Poesia do deslocamento (e do interior)
No posfácio do livro, a escritora e artista visual Marta Neves oferece uma leitura sensível da obra, enxergando nela mais do que um simples relato de travessia geográfica. “São os detalhes de coisas aparentemente imóveis que nos movem nos poemas”, escreve Marta. Para ela, o trânsito que importa em Dente de leite é menos o da estrangeira e mais aquele que acontece dentro da poeta e do tempo.
Lacunas, perguntas e imagens
A pergunta que abre o livro, “Para que serve o estrangeiro, senão para que haja sempre um buraco no peito, uma palavra intraduzível?”, já anuncia a natureza inacabada da escrita de Isadora.
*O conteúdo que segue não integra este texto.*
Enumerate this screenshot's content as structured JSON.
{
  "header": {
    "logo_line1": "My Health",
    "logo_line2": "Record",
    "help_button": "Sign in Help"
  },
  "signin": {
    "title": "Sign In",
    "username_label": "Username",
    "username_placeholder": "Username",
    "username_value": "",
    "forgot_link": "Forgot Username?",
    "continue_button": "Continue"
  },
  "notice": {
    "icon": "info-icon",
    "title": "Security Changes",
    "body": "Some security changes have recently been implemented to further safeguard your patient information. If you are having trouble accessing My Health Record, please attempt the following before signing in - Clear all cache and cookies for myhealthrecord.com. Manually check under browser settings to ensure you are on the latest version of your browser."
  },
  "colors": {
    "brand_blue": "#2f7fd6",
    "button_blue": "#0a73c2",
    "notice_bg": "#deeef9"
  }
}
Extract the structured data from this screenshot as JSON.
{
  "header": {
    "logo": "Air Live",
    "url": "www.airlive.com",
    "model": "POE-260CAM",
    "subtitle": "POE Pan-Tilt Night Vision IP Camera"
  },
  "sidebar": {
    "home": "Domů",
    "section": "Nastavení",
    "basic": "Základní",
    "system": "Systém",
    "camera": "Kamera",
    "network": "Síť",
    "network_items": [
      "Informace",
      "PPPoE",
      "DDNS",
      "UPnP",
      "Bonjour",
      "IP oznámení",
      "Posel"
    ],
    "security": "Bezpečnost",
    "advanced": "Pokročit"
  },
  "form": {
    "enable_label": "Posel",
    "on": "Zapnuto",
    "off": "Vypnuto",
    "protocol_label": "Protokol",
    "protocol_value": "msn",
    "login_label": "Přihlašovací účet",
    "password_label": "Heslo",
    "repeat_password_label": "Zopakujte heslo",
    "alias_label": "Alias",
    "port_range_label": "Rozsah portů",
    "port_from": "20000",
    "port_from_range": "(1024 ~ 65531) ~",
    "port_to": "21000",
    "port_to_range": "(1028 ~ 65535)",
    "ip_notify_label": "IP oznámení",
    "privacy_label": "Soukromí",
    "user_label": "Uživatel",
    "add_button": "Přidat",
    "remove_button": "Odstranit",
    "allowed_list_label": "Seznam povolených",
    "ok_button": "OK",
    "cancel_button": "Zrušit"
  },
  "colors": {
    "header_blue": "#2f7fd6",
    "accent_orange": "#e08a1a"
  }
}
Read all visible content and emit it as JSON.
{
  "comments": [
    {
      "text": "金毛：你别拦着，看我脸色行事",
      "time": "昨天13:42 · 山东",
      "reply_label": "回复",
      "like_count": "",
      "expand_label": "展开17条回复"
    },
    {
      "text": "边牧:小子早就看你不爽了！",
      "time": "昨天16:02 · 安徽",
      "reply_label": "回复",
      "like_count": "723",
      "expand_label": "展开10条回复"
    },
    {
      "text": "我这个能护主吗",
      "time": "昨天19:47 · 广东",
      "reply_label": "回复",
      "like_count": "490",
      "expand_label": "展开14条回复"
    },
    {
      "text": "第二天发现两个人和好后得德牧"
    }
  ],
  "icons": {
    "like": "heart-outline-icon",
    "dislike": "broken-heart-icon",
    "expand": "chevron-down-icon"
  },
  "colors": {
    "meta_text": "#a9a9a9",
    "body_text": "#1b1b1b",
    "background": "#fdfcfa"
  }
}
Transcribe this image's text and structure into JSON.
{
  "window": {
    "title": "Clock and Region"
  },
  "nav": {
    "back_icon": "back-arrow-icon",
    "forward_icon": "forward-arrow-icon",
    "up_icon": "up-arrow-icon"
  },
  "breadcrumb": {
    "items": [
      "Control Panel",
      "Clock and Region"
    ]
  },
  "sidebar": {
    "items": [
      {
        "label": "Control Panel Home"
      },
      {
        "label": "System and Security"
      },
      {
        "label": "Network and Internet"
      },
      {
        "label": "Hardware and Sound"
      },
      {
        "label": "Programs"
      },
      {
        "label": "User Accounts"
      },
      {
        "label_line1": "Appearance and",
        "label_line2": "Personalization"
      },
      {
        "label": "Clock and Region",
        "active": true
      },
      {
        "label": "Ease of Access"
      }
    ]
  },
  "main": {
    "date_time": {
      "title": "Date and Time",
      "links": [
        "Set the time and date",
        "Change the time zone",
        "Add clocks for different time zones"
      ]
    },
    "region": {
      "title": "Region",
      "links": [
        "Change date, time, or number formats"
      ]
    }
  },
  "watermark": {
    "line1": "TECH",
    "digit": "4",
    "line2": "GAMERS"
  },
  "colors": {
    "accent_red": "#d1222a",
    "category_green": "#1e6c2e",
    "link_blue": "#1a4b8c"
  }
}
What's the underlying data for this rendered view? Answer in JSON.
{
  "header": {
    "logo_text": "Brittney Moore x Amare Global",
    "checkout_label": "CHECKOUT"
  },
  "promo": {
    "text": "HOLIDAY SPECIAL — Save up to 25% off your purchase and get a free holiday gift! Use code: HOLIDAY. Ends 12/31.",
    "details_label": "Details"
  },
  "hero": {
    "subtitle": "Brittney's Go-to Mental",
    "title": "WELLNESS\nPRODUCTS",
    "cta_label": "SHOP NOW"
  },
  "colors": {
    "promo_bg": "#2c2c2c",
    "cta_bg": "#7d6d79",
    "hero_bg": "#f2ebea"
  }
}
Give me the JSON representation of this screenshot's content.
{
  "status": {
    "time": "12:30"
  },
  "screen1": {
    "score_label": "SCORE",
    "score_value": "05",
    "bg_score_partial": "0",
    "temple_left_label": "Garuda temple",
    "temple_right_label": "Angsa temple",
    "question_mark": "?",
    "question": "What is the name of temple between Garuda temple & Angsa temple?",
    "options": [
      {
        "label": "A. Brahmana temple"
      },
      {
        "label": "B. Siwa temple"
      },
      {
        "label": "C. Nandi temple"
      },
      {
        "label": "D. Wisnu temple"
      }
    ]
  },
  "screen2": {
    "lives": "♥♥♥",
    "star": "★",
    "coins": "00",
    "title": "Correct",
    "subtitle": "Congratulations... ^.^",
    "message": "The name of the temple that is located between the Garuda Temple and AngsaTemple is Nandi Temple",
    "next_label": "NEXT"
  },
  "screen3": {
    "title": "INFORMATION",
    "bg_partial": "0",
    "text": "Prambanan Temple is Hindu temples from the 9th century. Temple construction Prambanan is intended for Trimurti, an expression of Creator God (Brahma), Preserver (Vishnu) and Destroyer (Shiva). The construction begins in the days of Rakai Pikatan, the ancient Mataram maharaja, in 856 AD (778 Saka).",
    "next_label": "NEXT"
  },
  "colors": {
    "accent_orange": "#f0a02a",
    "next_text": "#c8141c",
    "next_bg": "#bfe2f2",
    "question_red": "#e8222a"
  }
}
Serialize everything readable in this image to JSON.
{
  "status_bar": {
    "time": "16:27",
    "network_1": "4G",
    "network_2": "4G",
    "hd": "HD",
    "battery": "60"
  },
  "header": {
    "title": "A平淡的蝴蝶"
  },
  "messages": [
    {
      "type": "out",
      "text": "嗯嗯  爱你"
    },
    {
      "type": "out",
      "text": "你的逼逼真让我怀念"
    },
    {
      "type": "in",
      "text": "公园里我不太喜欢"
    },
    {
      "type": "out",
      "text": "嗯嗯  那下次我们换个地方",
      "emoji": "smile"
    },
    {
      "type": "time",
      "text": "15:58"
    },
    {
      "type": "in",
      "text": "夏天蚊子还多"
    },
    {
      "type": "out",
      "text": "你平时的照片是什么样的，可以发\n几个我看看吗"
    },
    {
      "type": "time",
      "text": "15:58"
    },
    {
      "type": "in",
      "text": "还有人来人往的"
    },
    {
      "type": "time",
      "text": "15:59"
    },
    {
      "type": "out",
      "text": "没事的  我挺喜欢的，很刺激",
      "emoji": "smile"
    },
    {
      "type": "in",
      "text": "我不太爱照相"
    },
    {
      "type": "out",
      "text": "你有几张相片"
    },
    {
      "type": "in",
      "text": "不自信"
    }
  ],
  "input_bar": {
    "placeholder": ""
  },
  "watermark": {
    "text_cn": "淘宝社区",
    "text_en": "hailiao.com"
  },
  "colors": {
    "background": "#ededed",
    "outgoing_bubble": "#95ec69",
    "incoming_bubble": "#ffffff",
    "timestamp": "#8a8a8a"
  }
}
Não se trata de buscar uma síntese entre línguas ou vivências, mas de habitar justamente o que falta, o que escapa.
A capa do livro reforça esse espírito: uma pintura original da artista e educadora Marcela Novaes, inspirada em sua série de casas isoladas vistas no Google Maps. “Havia ali algo do íntimo e do alheio que também atravessava muitos poemas”, observa Isadora.
Uma estreia entre cadernos, ruas e vozes
Com versos que nascem entre cadernos, notas de celular e encontros com amigas escritoras e amigos artistas, Dente de leite não esconde suas origens nem sua vulnerabilidade. É um livro que sabe que não precisa estar pronto para ser inteiro, e que talvez só exista mesmo no entre, no vão, no trânsito entre idiomas, afetos e mundos.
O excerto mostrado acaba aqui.